What is the difference between a ResourceQuota and a LimitRange?

A ResourceQuota caps the aggregate resource usage of an entire namespace — the total CPU, memory, or object count across all Pods. A LimitRange operates per container or per Pod within a namespace, injecting default requests/limits and enforcing minimum and maximum values. They’re complementary: a LimitRange’s defaults often exist precisely so Pods automatically satisfy a ResourceQuota.

Why is my Pod rejected with “must specify limits.cpu, requests.cpu”?

The namespace has a ResourceQuota that constrains CPU and memory requests/limits, which makes those fields mandatory for every new Pod. Either add explicit requests and limits to the Pod spec, or create a LimitRange in the namespace that provides default and defaultRequest values so bare Pods get them injected automatically.

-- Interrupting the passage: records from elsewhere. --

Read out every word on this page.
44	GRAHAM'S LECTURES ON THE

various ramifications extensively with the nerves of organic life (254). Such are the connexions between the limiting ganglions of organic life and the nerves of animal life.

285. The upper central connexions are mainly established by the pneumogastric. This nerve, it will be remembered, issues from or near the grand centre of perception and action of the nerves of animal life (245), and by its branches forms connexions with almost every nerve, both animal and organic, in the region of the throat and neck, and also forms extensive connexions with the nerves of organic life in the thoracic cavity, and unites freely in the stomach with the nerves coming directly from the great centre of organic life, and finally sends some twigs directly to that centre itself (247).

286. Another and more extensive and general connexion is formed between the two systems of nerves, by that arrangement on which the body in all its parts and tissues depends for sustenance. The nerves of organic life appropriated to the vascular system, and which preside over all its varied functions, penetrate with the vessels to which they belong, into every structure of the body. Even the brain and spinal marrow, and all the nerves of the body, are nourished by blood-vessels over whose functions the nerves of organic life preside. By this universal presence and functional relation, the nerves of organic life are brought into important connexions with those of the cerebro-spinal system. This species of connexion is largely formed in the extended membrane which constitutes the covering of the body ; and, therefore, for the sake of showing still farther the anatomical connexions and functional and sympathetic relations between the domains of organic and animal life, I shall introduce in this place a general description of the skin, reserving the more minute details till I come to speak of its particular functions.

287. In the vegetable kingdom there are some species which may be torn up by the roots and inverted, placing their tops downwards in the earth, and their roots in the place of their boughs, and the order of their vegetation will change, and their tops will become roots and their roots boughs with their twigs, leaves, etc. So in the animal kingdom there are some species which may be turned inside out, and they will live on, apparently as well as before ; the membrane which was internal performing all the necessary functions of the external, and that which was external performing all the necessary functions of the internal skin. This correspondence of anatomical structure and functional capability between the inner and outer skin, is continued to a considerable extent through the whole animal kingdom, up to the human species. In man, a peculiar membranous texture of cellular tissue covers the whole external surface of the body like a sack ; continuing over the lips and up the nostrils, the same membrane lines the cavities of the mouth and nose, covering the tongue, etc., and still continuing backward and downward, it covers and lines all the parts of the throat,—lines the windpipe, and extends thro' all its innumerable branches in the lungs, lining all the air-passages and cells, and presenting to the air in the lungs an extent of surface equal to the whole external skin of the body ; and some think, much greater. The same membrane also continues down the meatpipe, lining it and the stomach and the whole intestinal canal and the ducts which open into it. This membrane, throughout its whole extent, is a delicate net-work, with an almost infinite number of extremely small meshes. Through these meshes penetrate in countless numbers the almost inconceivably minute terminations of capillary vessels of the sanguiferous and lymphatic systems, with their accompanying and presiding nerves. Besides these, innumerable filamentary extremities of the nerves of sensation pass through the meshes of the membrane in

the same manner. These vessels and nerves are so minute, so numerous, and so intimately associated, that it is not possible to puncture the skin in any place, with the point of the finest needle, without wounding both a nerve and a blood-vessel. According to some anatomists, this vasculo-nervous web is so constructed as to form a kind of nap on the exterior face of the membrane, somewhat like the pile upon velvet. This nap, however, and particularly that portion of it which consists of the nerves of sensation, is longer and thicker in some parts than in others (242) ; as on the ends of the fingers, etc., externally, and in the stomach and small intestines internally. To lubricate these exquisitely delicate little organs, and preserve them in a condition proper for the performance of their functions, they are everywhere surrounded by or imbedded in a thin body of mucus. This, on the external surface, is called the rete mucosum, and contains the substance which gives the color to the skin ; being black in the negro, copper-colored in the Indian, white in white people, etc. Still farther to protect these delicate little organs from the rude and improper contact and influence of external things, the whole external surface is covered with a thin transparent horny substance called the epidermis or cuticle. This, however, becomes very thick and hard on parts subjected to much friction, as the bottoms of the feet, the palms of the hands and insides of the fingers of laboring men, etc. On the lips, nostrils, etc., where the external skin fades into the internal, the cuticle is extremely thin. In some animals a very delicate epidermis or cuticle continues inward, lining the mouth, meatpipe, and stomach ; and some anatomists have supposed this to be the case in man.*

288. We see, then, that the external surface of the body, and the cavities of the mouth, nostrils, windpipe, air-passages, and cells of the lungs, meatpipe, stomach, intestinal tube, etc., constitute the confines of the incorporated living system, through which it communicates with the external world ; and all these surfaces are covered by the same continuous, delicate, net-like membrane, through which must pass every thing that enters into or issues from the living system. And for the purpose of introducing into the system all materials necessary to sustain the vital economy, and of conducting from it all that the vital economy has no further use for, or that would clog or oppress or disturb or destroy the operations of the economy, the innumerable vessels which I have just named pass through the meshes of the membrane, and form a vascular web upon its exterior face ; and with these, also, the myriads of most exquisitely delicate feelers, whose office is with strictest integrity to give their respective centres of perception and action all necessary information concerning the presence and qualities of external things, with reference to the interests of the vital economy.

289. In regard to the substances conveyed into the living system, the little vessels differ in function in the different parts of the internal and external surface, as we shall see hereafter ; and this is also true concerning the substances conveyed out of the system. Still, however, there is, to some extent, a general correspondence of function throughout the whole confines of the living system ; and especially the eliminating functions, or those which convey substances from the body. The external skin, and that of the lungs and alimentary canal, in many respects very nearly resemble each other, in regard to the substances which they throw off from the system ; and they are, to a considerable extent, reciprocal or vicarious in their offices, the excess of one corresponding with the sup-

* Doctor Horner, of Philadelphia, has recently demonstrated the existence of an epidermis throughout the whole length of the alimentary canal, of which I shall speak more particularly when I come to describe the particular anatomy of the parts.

Why is my Pod stuck in Pending with “Insufficient cpu”?

The scheduler cannot find a node whose unreserved capacity satisfies the Pod’s CPU request. This is a scheduling problem, not a runtime limit problem. Lower the request to fit available capacity, free up resources by removing other Pods, or add a node. Remember the scheduler only ever considers requests — never limits — when placing a Pod.

Should I always set both requests and limits?

For exam tasks, set whatever the question asks. In production, setting requests is essential for reliable scheduling, and setting memory limits protects nodes from runaway containers. CPU limits are more nuanced — some teams omit them to allow bursting — but for the CKAD you should be comfortable specifying all four values and understand the QoS class each combination produces.